At this the aged gentleman leaped from his seat, clutching his forehead as if he had been shot in it, and raised his wand of libnum vitae to the skies.
"Merciful powers! Dreams again!"
He took off his conical hat with a stately gesture, looked piercingly upon the bearded figure opposite which looked as old as he did, and banged himself on the head with his wand as a mark of exclamation. Then he sat down, half stunned, having misjudged the emphasis.
The old king watched him with a warming mind. Now that he was dreaming of his long-lost friend so vividly, he began to see why Merlyn had always clowned on purpose. It had been a mea
ns of helping people to learn in a happy way. He began to feel the greatest affection, which was even mixed with awe, for his tutor's ancient courage: which could go on believing and trying with undaunted crankiness, in spite of ages of experience. He began to be lightened at the thought that benevolence and valour could persist. In the lightening of his heart he smiled, closed his eyes, and dropped asleep in earnest.

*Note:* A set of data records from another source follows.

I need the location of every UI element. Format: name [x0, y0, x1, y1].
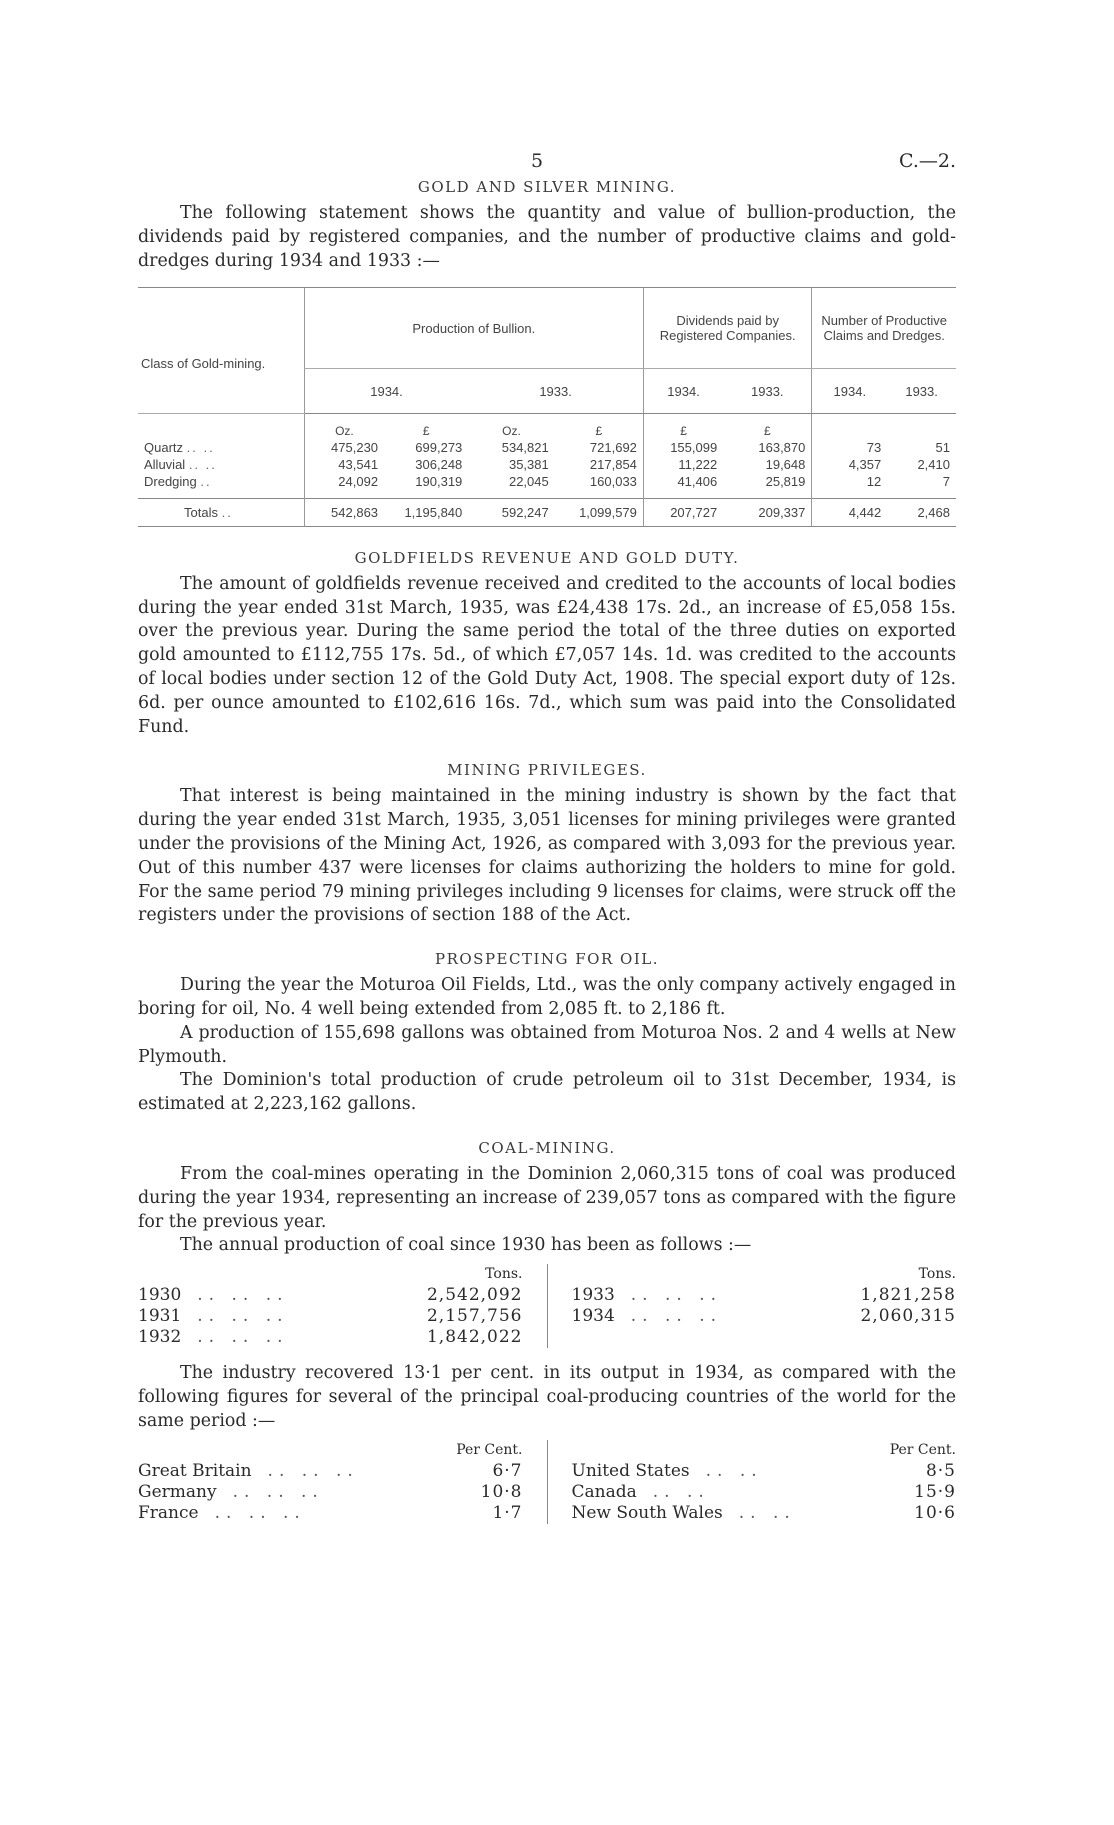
- year-label: 1933: [571, 1285, 615, 1306]
- leader-dots: .. ..: [652, 1481, 710, 1502]
- country-right-column: [548, 1440, 957, 1524]
- leader-dots: .. ..: [738, 1502, 796, 1523]
- totals-cell: 207,727: [643, 498, 723, 526]
- country-name: Great Britain: [138, 1460, 252, 1481]
- coal-production-right-column: [548, 1264, 957, 1348]
- row-label: Dredging: [144, 474, 197, 490]
- tons-value: 2,542,092: [426, 1285, 523, 1306]
- oil-paragraph-3: The Dominion's total production of crude petroleum oil to 31st December, 1934, is estimated at 2,223,162 gallons.: [138, 1070, 956, 1115]
- table-cell: 4,357: [812, 456, 887, 473]
- list-item: [572, 1285, 957, 1306]
- country-name: Canada: [571, 1481, 637, 1502]
- revenue-heading: GOLDFIELDS REVENUE AND GOLD DUTY.: [354, 548, 740, 567]
- table-row: [138, 473, 956, 490]
- gold-mining-heading: GOLD AND SILVER MINING.: [417, 178, 677, 196]
- coal-production-list: [138, 1264, 956, 1348]
- totals-cell: 2,468: [887, 498, 956, 526]
- table-cell: 35,381: [508, 457, 549, 473]
- leader-dots: .. ..: [186, 440, 215, 456]
- country-name: United States: [571, 1460, 690, 1481]
- leader-dots: .. .. ..: [232, 1481, 324, 1502]
- per-cent-label: Per Cent.: [889, 1441, 956, 1458]
- per-cent-value: 10·8: [480, 1481, 523, 1502]
- table-cell: 12: [812, 473, 887, 490]
- tons-value: 1,842,022: [426, 1327, 523, 1348]
- table-cell: 475,230: [304, 439, 384, 456]
- leader-dots: .. .. ..: [630, 1306, 722, 1327]
- table-cell: 24,092: [304, 473, 384, 490]
- per-cent-label: Per Cent.: [456, 1441, 523, 1458]
- table-cell: 163,870: [758, 440, 806, 456]
- leader-dots: .. .. ..: [197, 1285, 289, 1306]
- table-cell: 721,692: [589, 440, 637, 456]
- coal-paragraph-1: From the coal-mines operating in the Dominion 2,060,315 tons of coal was produced during the year 1934, representing an increase of 239,057 tons as compared with the figure for the previous year.: [138, 1164, 956, 1232]
- table-cell: 73: [812, 439, 887, 456]
- table-cell: 43,541: [304, 456, 384, 473]
- table-cell: 19,648: [765, 457, 806, 473]
- leader-dots: .. .. ..: [197, 1306, 289, 1327]
- unit-label: £: [595, 424, 603, 439]
- page-header: [138, 150, 956, 178]
- row-label: Quartz: [144, 440, 184, 456]
- table-cell: 7: [942, 474, 950, 490]
- totals-cell: 209,337: [723, 498, 812, 526]
- coal-paragraph-2: The annual production of coal since 1930 has been as follows :—: [180, 1235, 752, 1256]
- privileges-paragraph: That interest is being maintained in the mining industry is shown by the fact that during the year ended 31st March, 1935, 3,051 licenses for mining privileges were granted under the provisions of the Mining Act, 1926, as compared with 3,093 for the previous year. Out of this number 437 were licenses for claims authorizing the holders to mine for gold. For the same period 79 mining privileges including 9 licenses for claims, were struck off the registers under the provisions of section 188 of the Act.: [138, 786, 956, 926]
- country-comparison-list: [138, 1440, 956, 1524]
- list-item: [138, 1503, 523, 1524]
- totals-cell: 1,195,840: [384, 498, 468, 526]
- leader-dots: .. ..: [705, 1460, 763, 1481]
- year-header: 1934.: [643, 369, 723, 414]
- table-row: [138, 456, 956, 473]
- leader-dots: .. .. ..: [214, 1502, 306, 1523]
- list-item: [572, 1306, 957, 1327]
- year-header: 1933.: [468, 369, 643, 414]
- list-item: [138, 1306, 523, 1327]
- totals-cell: 4,442: [812, 498, 887, 526]
- table-cell: 41,406: [643, 473, 723, 490]
- unit-label: £: [422, 424, 430, 439]
- tons-label: Tons.: [485, 1266, 523, 1283]
- year-header: 1933.: [887, 369, 956, 414]
- leader-dots: ..: [221, 504, 233, 520]
- bullion-table: [138, 287, 956, 527]
- per-cent-value: 6·7: [492, 1460, 523, 1481]
- totals-label: Totals: [184, 504, 218, 520]
- units-row: [138, 414, 956, 440]
- country-left-column: [138, 1440, 548, 1524]
- table-cell: 699,273: [415, 440, 463, 456]
- year-header: 1934.: [812, 369, 887, 414]
- list-item: [572, 1461, 957, 1482]
- oil-paragraph-2: A production of 155,698 gallons was obtained from Moturoa Nos. 2 and 4 wells at New Plymouth.: [138, 1022, 956, 1067]
- country-name: France: [138, 1502, 199, 1523]
- leader-dots: .. .. ..: [267, 1460, 359, 1481]
- totals-row: [138, 498, 956, 526]
- table-cell: 160,033: [589, 474, 637, 490]
- leader-dots: ..: [200, 474, 212, 490]
- table-cell: 22,045: [508, 474, 549, 490]
- tons-value: 2,157,756: [426, 1306, 523, 1327]
- list-item: [138, 1285, 523, 1306]
- dividends-column-header: Dividends paid by Registered Companies.: [643, 288, 811, 369]
- tons-value: 1,821,258: [860, 1285, 956, 1306]
- table-cell: 2,410: [917, 457, 950, 473]
- unit-label: £: [763, 424, 771, 439]
- year-header: 1933.: [723, 369, 812, 414]
- table-cell: 217,854: [589, 457, 637, 473]
- leader-dots: .. ..: [188, 457, 217, 473]
- list-item: [138, 1461, 523, 1482]
- year-label: 1930: [138, 1285, 182, 1306]
- paper-reference: C.—2.: [898, 150, 956, 172]
- coal-production-left-column: [138, 1264, 548, 1348]
- coal-heading: COAL-MINING.: [478, 1139, 616, 1158]
- year-label: 1934: [571, 1306, 615, 1327]
- table-cell: 190,319: [415, 474, 463, 490]
- country-name: New South Wales: [571, 1502, 723, 1523]
- gold-mining-intro: The following statement shows the quantity and value of bullion-production, the dividends paid by registered companies, and the number of productive claims and gold-dredges during 1934 and 1933 :—: [138, 203, 956, 271]
- totals-cell: 542,863: [304, 498, 384, 526]
- per-cent-value: 1·7: [492, 1502, 523, 1523]
- unit-label: £: [643, 414, 723, 440]
- table-cell: 155,099: [643, 439, 723, 456]
- oil-heading: PROSPECTING FOR OIL.: [434, 950, 659, 969]
- unit-label: Oz.: [304, 414, 384, 440]
- production-column-header: Production of Bullion.: [304, 288, 643, 369]
- leader-dots: .. .. ..: [197, 1327, 289, 1348]
- privileges-heading: MINING PRIVILEGES.: [447, 761, 647, 780]
- oil-paragraph-1: During the year the Moturoa Oil Fields, Ltd., was the only company actively engaged in boring for oil, No. 4 well being extended from 2,085 ft. to 2,186 ft.: [138, 975, 956, 1020]
- table-cell: 11,222: [643, 456, 723, 473]
- row-label: Alluvial: [144, 457, 186, 473]
- table-row: [138, 439, 956, 456]
- class-column-header: Class of Gold-mining.: [138, 288, 304, 414]
- per-cent-value: 8·5: [925, 1460, 956, 1481]
- year-label: 1931: [138, 1306, 182, 1327]
- document-page: [138, 150, 956, 1524]
- table-cell: 51: [935, 440, 950, 456]
- list-item: [138, 1327, 523, 1348]
- claims-column-header: Number of Productive Claims and Dredges.: [812, 288, 956, 369]
- revenue-paragraph: The amount of goldfields revenue received and credited to the accounts of local bodies during the year ended 31st March, 1935, was £24,438 17s. 2d., an increase of £5,058 15s. over the previous year. During the same period the total of the three duties on exported gold amounted to £112,755 17s. 5d., of which £7,057 14s. 1d. was credited to the accounts of local bodies under section 12 of the Gold Duty Act, 1908. The special export duty of 12s. 6d. per ounce amounted to £102,616 16s. 7d., which sum was paid into the Consolidated Fund.: [138, 573, 956, 737]
- unit-label: Oz.: [502, 424, 521, 439]
- country-name: Germany: [138, 1481, 217, 1502]
- list-item: [138, 1482, 523, 1503]
- totals-cell: 1,099,579: [555, 498, 644, 526]
- table-cell: 306,248: [415, 457, 463, 473]
- totals-cell: 592,247: [468, 498, 554, 526]
- per-cent-value: 15·9: [914, 1481, 956, 1502]
- table-cell: 25,819: [765, 474, 806, 490]
- leader-dots: .. .. ..: [630, 1285, 722, 1306]
- per-cent-value: 10·6: [914, 1502, 956, 1523]
- table-cell: 534,821: [501, 440, 549, 456]
- tons-label: Tons.: [918, 1266, 956, 1283]
- list-item: [572, 1503, 957, 1524]
- list-item: [572, 1482, 957, 1503]
- tons-value: 2,060,315: [860, 1306, 956, 1327]
- year-label: 1932: [138, 1327, 182, 1348]
- coal-paragraph-3: The industry recovered 13·1 per cent. in its output in 1934, as compared with the following figures for several of the principal coal-producing countries of the world for the same period :—: [138, 1363, 956, 1431]
- page-number: 5: [531, 150, 544, 172]
- year-header: 1934.: [304, 369, 468, 414]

WHEN HE OPENED THEM, it was still dark. Merlyn was there, moodily scratching the greyhound's ears and muttering. He had saved his pupil from misery before, by being nasty to him when he was a young boy called the Wart, but he knew that the poor old chap before him now had suffered too much misery for the trick to work again. The next best thing was to distract the king's attention, he must have decided, for he set to work as soon as the eyes were open, in a way which all magicians understand. They are accustomed to palm things off on people, under a mirage of patter.
"Now," he said. "Dreams. We must get this over for good and all. Apart from the maddening indignity of being called a dream—personally, because it muddles you—it confuses other people. How about the learned readers? And it is degrading to ourselves. When I was a third-rate schoolmaster in the twentieth century—or was it in the nineteenth—every single boy I ever met wrote essays for me which ended: Then he woke up. You could say that the Dream was the only literary convention of their most degraded classrooms. Are we to be this? We are the Matter of Britain, remember. And what of oneirocriticism, I ask? What are the psychologists to make of it? Stuff as dreams are made of is stuff and nonsense in my opinion."